Почему поедание людьми мяса не оправдывается местом в пищевой цепи

You can often hear these words: “When our ancestors began to eat red meat, the human brain began to grow. Hunting taught us to think. Red meat is part of the diet of the most advanced species on the planet. Meat-eating is an instinct. We must eat meat.”

They tell us all this, it seems, from elementary school. We are told that eating meat is an important step in our evolution as a species, that eating meat means living up to our place in the food chain.

But the meat we eat today is the meat of animals raised on farms and slaughtered in slaughterhouses. And this meat is served directly to our hands, sliced ​​and seasoned with parsley, lies in neat packages on the shelves in supermarkets, put in buns at fast food outlets.

Today’s meat has little in common with the meat that our ancestors obtained by hunting, and the modern processes of turning a living animal into a piece of meat are completely different from how it used to be.

However, in public discourse, connotations of hunting, evolution, and mastery over nature are still inextricably linked to meat consumption.

All of this meat-eating talk is tied to the concept of “human exclusivity,” in which humans are superior to all other living beings.

People are sure that eating animals is right, but animals eating us is not. However, for a long period in human history, humans were mid-range predators. Until recently, we were creatures that were both predators and prey – if we were, they also ate us.

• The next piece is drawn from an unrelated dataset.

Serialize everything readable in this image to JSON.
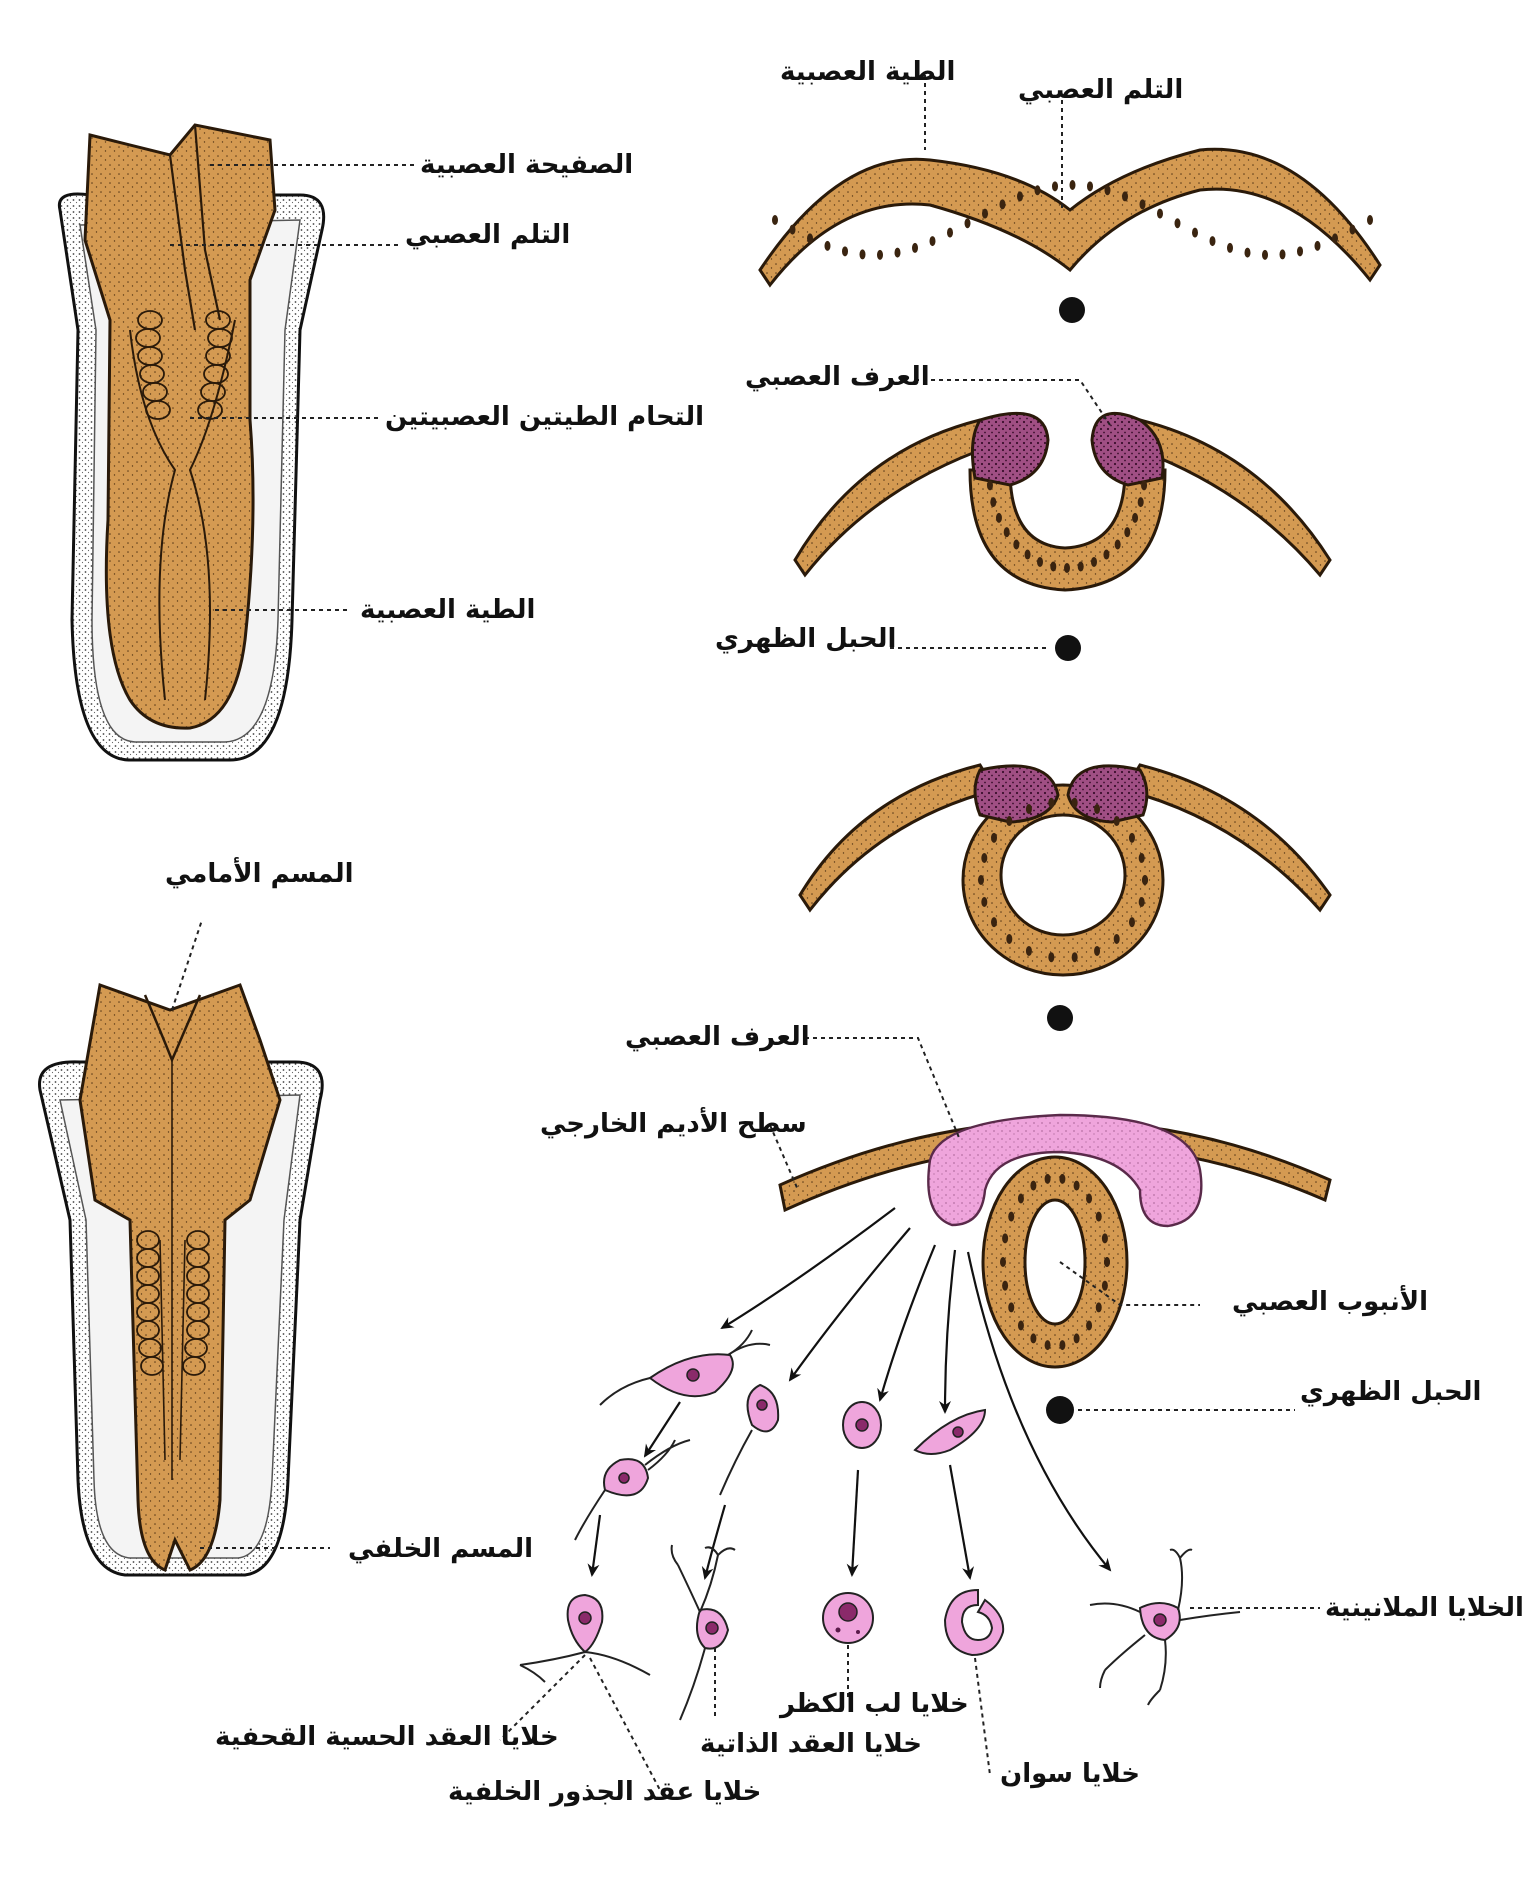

Our culture suppresses this fact in every possible way, and you can see it in different things.

The sharp reaction to cases when predatory animals dare to treat a person like meat is one example of this suppression – we are amazed at the very fact that a human life can be ended in this way.

Another example is how we separate ourselves from the reality of our food’s origins: animal meat is often offered to us in altered forms such as minced meat, sausages, and clean, white, bled chicken breast.

 

Farm animals – both their lives and their inevitable deaths – are removed from our view. The increased invisibility of the animals we use for food is due to cruel industrial farming practices.

И, наконец, еще один пример – это то, как мы поступаем с человеческими трупами. Даже человеческая смерть скрыта от всего мира в больницах, и мы не можем стать пищей для червей, если умрем «естественным образом». Вместо этого трупы сжигаются, забальзамируются или, по крайней мере, хоронятся в земле, которая нисколько не связана с производством продуктов питания. Таким образом, люди не могут стать источниками удобрений, и наши связи с пищевой цепью разрываются.

Возможно, именно поэтому современный человек борется за поиски смысла и против смерти. В книге постгуманистического философа Донны Харрауэй «Когда встречаются виды» делается попытка принять и поставить на передний план нашу связь с другими живыми существами, и это идет вразрез с тенденцией людей думать о собственной жизни как о единственно важной и значимой.

Remembering that we are part of nature, we must also remember that someday we will die. However, we must also remember that from death, new life is inevitably born. And even if it is not human, without it there would be no us.